Big win for Coinbase! After facing lawsuits from several U.S. states over its staking services, Kentucky, South Carolina, and Vermont have all decided to drop their cases. This comes as a massive shift in regulatory winds, with Kentucky leading the way by pulling back its lawsuit just days after passing the “Bitcoin Rights” bill. This bill supports crypto mining and staking, while also protecting users’ right to manage their own assets.
So, what does this mean for Coinbase and the crypto world?
Kentucky’s Department of Financial Institutions had previously accused Coinbase of violating state securities laws by offering staking services, which allows users to earn rewards by locking up their crypto. But with this dismissal, Kentucky’s case is now officially paused, meaning the state could revisit it later if needed. This is a huge relief for Coinbase and shows the evolving legal landscape in the U.S. as states are becoming more crypto-friendly.

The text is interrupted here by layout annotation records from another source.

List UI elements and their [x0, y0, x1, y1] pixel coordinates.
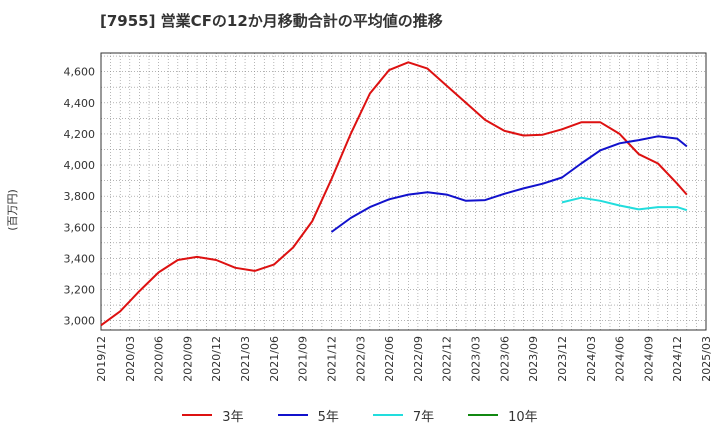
y-tick-label: 3,000 — [64, 315, 96, 328]
x-tick-label: 2025/03 — [700, 336, 713, 382]
x-tick-label: 2020/09 — [181, 336, 194, 382]
x-tick-label: 2021/09 — [297, 336, 310, 382]
legend-swatch — [182, 414, 213, 416]
x-tick-label: 2022/09 — [412, 336, 425, 382]
plot-border — [100, 52, 707, 331]
y-tick-label: 4,000 — [64, 159, 96, 172]
x-tick-label: 2024/12 — [671, 336, 684, 382]
x-tick-label: 2022/06 — [383, 336, 396, 382]
x-tick-label: 2020/06 — [153, 336, 166, 382]
legend-item: 5年 — [277, 406, 339, 425]
legend-item: 10年 — [468, 406, 538, 425]
x-tick-label: 2024/06 — [614, 336, 627, 382]
x-tick-label: 2020/12 — [210, 336, 223, 382]
y-tick-label: 3,200 — [64, 284, 96, 297]
x-tick-label: 2021/03 — [239, 336, 252, 382]
x-tick-label: 2023/06 — [498, 336, 511, 382]
legend: 3年 5年 7年 10年 — [0, 400, 720, 430]
legend-swatch — [277, 414, 308, 416]
y-tick-label: 4,400 — [64, 97, 96, 110]
x-tick-label: 2020/03 — [124, 336, 137, 382]
legend-item: 7年 — [372, 406, 435, 425]
y-tick-label: 3,400 — [64, 252, 96, 265]
legend-label: 5年 — [317, 409, 339, 425]
series-line-2 — [330, 135, 688, 233]
legend-swatch — [372, 414, 403, 416]
plot-area — [101, 53, 706, 330]
x-tick-label: 2019/12 — [95, 336, 108, 382]
x-tick-label: 2023/09 — [527, 336, 540, 382]
y-tick-label: 3,800 — [64, 190, 96, 203]
series-line-1 — [100, 61, 688, 327]
x-tick-label: 2024/09 — [642, 336, 655, 382]
legend-label: 7年 — [412, 409, 435, 425]
y-tick-label: 4,600 — [64, 66, 96, 79]
series-line-3 — [561, 196, 688, 212]
chart-title: [7955] 営業CFの12か月移動合計の平均値の推移 — [100, 12, 443, 30]
y-tick-label: 3,600 — [64, 221, 96, 234]
x-tick-label: 2022/03 — [354, 336, 367, 382]
x-tick-label: 2021/06 — [268, 336, 281, 382]
legend-swatch — [468, 414, 499, 416]
x-tick-label: 2021/12 — [325, 336, 338, 382]
y-tick-label: 4,200 — [64, 128, 96, 141]
x-tick-label: 2022/12 — [441, 336, 454, 382]
legend-item: 3年 — [182, 406, 244, 425]
legend-label: 3年 — [222, 409, 244, 425]
legend-label: 10年 — [508, 409, 538, 425]
x-tick-label: 2024/03 — [585, 336, 598, 382]
x-tick-label: 2023/12 — [556, 336, 569, 382]
x-tick-label: 2023/03 — [470, 336, 483, 382]
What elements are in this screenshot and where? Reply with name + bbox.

This move by Kentucky is just the latest in a series of state-level actions. Vermont dropped its case in mid-March, and South Carolina followed suit soon after. But not all states are easing up yet. Seven other states—including major ones like California, Illinois, and New Jersey—are still pushing forward with their own staking-related lawsuits against Coinbase.
This all started after the U.S. Securities and Exchange Commission (SEC) filed a lawsuit against Coinbase in June 2023, accusing the exchange of offering unregistered securities. However, after a long battle, the SEC dropped its case in February 2025, marking a huge victory for Coinbase and the entire cryptocurrency industry.
Kentucky’s move also follows a bigger trend, with Governor Andy Beshear recently signing the “Bitcoin Rights” bill. This law is a win for the crypto community, as it defends the rights of crypto users and businesses by exempting crypto mining and staking from unnecessary regulations.
While Coinbase is still fighting lawsuits in other states, this shift shows that the regulatory environment is slowly starting to favor crypto services, paving the way for clearer and fairer rules in the future.
This is just the beginning. As more states adjust their stance on crypto, it’s clear that the future of digital assets might be brighter than ever. The question now is: will other states follow Kentucky’s lead and create a more supportive environment for crypto? Only time will tell, but this battle has been a major step in the right direction for the crypto world.